The Republicans can be better. They should be better than this, but such is the state of politics today that Roy Moore can win back the backing of a party that had initially disowned him. Moore’s poll numbers, which have seen a brief uptick in the last few days, has persuaded some in the GOP to put power before decency. Such a position is nothing new to Trump who probably sees a kindred spirit in a fellow sexual predator and cheerleader for Putin.
For the Republicans, it’s a lose-lose situation. Alabama’s election is up in the air when it really shouldn’t according to their statistics. If Alabama goes for Doug Jones, then it will be taken far more seriously than the previous elections in Virginia and New Jersey. The Resistance will gather strength, the Democrats will be riding high and the Republicans could face a potentially hazardous road to next year’s mid-term elections.
Yet, if Moore wins, it will be seen as a strike against the establishment, a sign that Trump’s anti-establishment message is holding strong and still pulling voters. Moore is a full-blown Trump supporter who may symbolize the internal struggle between moderates and extremists in the GOP. After all, this is a man who vigorously attacked the Republican establishment, whose views are almost completely out of step with modern-day America.
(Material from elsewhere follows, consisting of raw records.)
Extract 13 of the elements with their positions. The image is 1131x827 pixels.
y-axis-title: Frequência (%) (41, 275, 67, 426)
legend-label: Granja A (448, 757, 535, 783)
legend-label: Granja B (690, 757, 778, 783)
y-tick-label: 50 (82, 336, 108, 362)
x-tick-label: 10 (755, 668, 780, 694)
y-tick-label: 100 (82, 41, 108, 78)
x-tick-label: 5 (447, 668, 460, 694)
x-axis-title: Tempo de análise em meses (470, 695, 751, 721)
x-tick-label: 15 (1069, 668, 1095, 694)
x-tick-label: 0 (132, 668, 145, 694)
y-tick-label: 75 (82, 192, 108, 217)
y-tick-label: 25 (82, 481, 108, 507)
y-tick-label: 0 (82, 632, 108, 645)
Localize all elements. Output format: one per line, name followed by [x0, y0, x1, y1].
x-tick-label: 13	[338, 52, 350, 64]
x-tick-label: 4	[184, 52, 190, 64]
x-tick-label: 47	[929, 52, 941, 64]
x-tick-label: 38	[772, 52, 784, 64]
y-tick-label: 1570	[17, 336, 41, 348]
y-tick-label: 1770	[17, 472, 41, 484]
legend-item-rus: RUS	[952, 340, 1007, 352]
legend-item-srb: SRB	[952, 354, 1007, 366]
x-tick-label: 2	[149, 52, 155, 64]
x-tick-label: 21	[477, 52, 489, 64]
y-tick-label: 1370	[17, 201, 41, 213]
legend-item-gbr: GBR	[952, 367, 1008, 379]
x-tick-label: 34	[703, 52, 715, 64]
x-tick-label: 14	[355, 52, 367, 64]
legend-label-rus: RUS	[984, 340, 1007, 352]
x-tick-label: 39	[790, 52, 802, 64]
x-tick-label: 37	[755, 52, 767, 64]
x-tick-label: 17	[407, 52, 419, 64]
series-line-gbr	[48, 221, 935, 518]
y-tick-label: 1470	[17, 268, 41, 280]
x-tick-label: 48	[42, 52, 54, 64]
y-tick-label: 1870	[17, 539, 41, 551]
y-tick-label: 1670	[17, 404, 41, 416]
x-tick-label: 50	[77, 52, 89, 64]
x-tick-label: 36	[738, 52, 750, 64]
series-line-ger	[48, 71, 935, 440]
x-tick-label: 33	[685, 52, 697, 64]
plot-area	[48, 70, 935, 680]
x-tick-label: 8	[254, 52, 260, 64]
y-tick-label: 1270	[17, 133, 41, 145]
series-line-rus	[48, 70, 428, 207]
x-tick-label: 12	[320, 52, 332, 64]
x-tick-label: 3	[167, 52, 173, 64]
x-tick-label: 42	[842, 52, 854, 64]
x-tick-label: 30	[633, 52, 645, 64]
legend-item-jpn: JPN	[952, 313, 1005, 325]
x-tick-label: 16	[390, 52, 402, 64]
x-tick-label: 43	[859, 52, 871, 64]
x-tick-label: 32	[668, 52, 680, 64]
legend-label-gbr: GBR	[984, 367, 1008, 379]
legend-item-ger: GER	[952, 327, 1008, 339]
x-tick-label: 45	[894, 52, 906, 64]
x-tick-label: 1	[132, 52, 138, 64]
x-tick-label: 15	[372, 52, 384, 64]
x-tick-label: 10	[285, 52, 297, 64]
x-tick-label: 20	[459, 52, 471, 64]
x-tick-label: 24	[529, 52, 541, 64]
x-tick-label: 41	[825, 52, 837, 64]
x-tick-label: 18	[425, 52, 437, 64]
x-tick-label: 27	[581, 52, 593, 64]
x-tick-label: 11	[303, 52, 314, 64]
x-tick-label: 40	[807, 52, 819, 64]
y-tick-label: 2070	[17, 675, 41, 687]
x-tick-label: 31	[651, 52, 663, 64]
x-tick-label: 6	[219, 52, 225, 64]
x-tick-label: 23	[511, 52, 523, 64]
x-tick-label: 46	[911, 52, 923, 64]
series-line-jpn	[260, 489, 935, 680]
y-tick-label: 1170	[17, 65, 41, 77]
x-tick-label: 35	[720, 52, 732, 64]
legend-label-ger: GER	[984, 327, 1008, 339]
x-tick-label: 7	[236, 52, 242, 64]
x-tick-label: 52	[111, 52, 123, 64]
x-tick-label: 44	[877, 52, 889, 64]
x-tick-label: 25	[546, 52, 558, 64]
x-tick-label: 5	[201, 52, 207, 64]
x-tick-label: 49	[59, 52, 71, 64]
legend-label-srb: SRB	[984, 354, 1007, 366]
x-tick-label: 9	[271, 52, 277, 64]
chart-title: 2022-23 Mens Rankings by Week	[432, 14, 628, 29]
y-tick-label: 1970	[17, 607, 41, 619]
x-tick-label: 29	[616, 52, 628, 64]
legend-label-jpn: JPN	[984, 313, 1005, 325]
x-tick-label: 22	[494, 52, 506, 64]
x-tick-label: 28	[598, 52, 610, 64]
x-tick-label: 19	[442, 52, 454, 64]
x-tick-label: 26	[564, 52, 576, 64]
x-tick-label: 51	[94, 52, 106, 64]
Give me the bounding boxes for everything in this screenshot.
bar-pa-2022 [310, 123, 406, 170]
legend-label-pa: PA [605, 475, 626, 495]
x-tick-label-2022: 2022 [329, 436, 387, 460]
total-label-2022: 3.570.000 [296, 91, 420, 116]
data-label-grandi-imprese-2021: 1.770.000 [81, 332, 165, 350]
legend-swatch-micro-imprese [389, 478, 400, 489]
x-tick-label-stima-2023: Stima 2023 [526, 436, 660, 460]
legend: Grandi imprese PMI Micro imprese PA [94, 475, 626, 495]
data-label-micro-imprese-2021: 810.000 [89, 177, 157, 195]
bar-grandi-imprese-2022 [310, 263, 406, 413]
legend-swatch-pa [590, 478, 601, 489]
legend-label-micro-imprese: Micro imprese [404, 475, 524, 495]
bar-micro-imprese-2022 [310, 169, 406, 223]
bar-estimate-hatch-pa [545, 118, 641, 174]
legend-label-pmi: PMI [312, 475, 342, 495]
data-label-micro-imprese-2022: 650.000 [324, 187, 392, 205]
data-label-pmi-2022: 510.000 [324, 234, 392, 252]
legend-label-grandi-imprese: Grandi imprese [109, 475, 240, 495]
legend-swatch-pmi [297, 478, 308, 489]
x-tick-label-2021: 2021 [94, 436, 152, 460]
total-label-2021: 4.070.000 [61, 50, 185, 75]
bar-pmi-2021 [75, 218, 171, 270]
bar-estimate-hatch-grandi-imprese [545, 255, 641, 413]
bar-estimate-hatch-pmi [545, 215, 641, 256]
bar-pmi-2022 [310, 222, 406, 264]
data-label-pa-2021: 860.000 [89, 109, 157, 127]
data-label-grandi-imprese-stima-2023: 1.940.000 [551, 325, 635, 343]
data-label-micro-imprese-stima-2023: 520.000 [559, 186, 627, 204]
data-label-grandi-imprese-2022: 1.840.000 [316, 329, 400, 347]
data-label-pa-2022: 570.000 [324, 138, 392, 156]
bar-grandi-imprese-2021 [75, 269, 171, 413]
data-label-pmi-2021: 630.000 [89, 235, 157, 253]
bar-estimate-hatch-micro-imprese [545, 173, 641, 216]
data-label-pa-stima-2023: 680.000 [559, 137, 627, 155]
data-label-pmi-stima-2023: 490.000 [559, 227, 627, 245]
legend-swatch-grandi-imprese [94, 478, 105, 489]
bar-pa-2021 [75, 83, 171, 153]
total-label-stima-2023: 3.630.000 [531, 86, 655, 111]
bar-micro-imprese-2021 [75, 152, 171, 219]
Richard C. Shelby is one of the few in his party to break with Trump and the RNC. He is not the only one, but speaking out against your own is a brave and dangerous thing to do, even when it is abundantly clear that the person carrying the standard is wholly unsuitable for the job. Shelby follows Paul Ryan and South Carolina’s Senator Tim Scott among others in refusing to endorse Moore. Voting for a write-in candidate is clearly the preferred choice for those who follow their moral compass although there are clearly precious few in the Republican Party who have one.
Roy Moore should not be eligible for this election, but here he is! A man who is removed not once, but twice as a judge for failing to uphold federal court orders should not serve. A man who actively sought to date girls twice his junior should not represent the people. And yet, even Mitch McConnell, the very man who rallied his party to reject Moore, is staying quiet.
The warning signs are clear and Shelby’s break from his own party should be ringing alarm bells with some Republican voters. Perhaps they’ll take his advice and vote for a write-in candidate. Perhaps the evangelicals will help boost Moore’s chances as Jones struggle to make inroads with young black voters, the latter seen as a key voting bloc against Moore’s conservative activists. At this stage, no one really knows.
With the race getting closer with each hour, the people of Alabama are gearing up to make their choice and ensure that whoever wins, the Republicans lose.